O Livro de Neemias compõe, junto com o Livro de Esdras, o capítulo conclusivo da narrativa histórica do Antigo Testamento. Durante séculos, os dois textos circularam como um único volume nas tradições hebraica e cristã primitiva. A separação definitiva consolidou-se apenas com as Bíblias impressas do século XVI, sendo as traduções protestantes reformadas de Genebra as primeiras a introduzir o título autônomo "Livro de Neemias" para o texto que até então era chamado de Segundo Livro de Esdras. Antes disso, os comentaristas medievais citavam suas passagens sempre como palavras de Esdras, jamais de Neemias, o que revela a profunda identificação das duas obras na consciência eclesial. O núcleo original do livro assume a forma de uma memória pessoal em primeira pessoa, e esse caráter memorialístico confere ao relato uma imediatidade e uma concretude pouco comuns na literatura bíblica, aproximando o leitor de um homem que escreve a partir de suas próprias experiências, decisões e fracassos.

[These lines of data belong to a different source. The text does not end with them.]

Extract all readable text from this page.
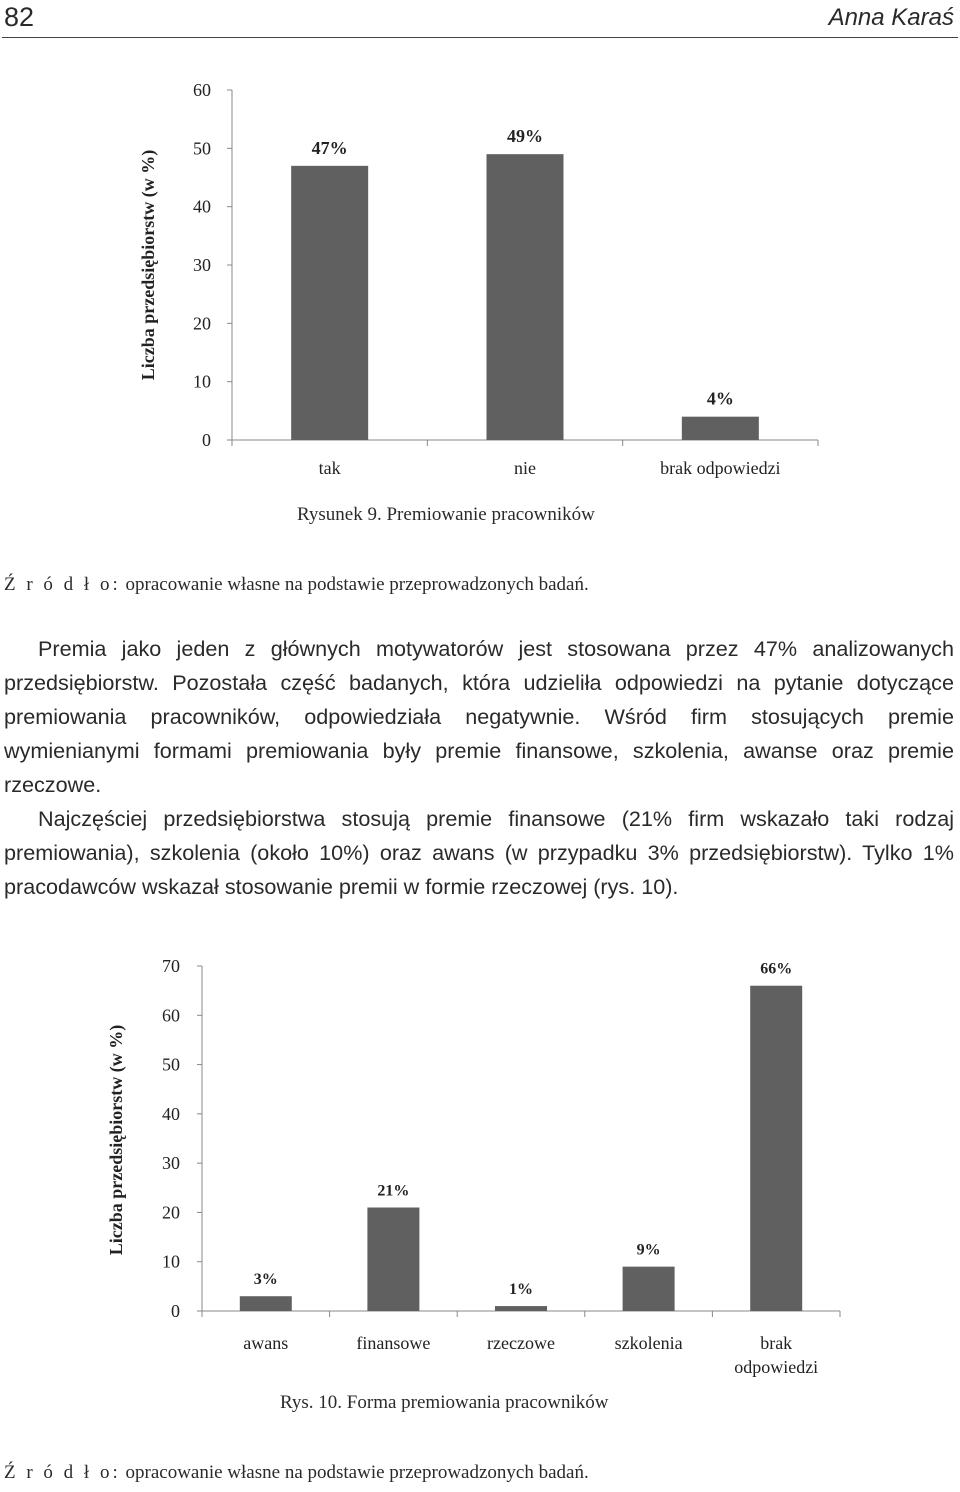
82	Anna Karaś
0
10
20
30
40
50
60
Liczba przedsiębiorstw (w %)
47%
tak
49%
nie
4%
brak odpowiedzi
Rysunek 9. Premiowanie pracowników
Ź r ó d ł o: opracowanie własne na podstawie przeprowadzonych badań.

Premia jako jeden z głównych motywatorów jest stosowana przez 47% analizowanych przedsiębiorstw. Pozostała część badanych, która udzieliła odpowiedzi na pytanie dotyczące premiowania pracowników, odpowiedziała negatywnie. Wśród firm stosujących premie wymienianymi formami premiowania były premie finansowe, szkolenia, awanse oraz premie rzeczowe.

Najczęściej przedsiębiorstwa stosują premie finansowe (21% firm wskazało taki rodzaj premiowania), szkolenia (około 10%) oraz awans (w przypadku 3% przedsiębiorstw). Tylko 1% pracodawców wskazał stosowanie premii w formie rzeczowej (rys. 10).

0
10
20
30
40
50
60
70
Liczba przedsiębiorstw (w %)
3%
awans
21%
finansowe
1%
rzeczowe
9%
szkolenia
66%
brak
odpowiedzi
Rys. 10. Forma premiowania pracowników
Ź r ó d ł o: opracowanie własne na podstawie przeprowadzonych badań.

Os acontecimentos narrados situam-se na segunda metade do século V antes de Cristo, quando Judá era uma entre várias províncias de uma satrapia maior dentro do Império Aquemênida, cuja capital ficava em Susa. Neemias ocupa ali um posto de considerável relevo: é copeiro do rei Artaxerxes I, função que implicava proximidade e confiança pessoal junto ao monarca. A notícia de que Jerusalém permanece sem muros, com suas portas destruídas pelo fogo, abala-o profundamente. Antes de agir, Neemias ora, confessa os pecados do povo de Israel e invoca a fidelidade divina às promessas feitas aos antepassados. Essa oração inaugural traça o perfil de um homem que não dissocia a iniciativa humana da dependência de Deus: age com determinação, mas reconhece que o êxito não lhe pertence. O rei, ao perceber a tristeza do copeiro enquanto este serve o vinho, abre espaço para o pedido, e Neemias solicita autorização para retornar a Jerusalém e reconstruir seus muros. Obtém não apenas a licença, mas também cartas de salvo-conduto, permissão para retirar madeira das florestas reais e uma escolta militar, o que mostra até que ponto a providência divina opera por meio das estruturas e das disposições de poderes humanos.
Chegando a Jerusalém, Neemias inspeciona secretamente as muralhas arruinadas antes de revelar seus planos aos líderes locais. Quando anuncia sua missão, convoca as famílias e os dirigentes da cidade a assumir cada um um trecho ou uma porta, transformando a reconstrução num esforço coletivo de extraordinária organização. A oposição não tarda: Sambalate, Tobias e Gesém, representantes de povos vizinhos que viam na restauração de Jerusalém uma ameaça ao seu próprio poder regional, valem-se do escárnio, da acusação de rebeldia e, por fim, da conspiração aberta para frustrar a obra. Neemias responde com igual medida de oração e vigilância: os trabalhadores constroem com uma mão e seguram as armas com a outra. O muro é concluído em cinquenta e dois dias, tempo que os próprios adversários reconhecem como sinal da ação de Deus.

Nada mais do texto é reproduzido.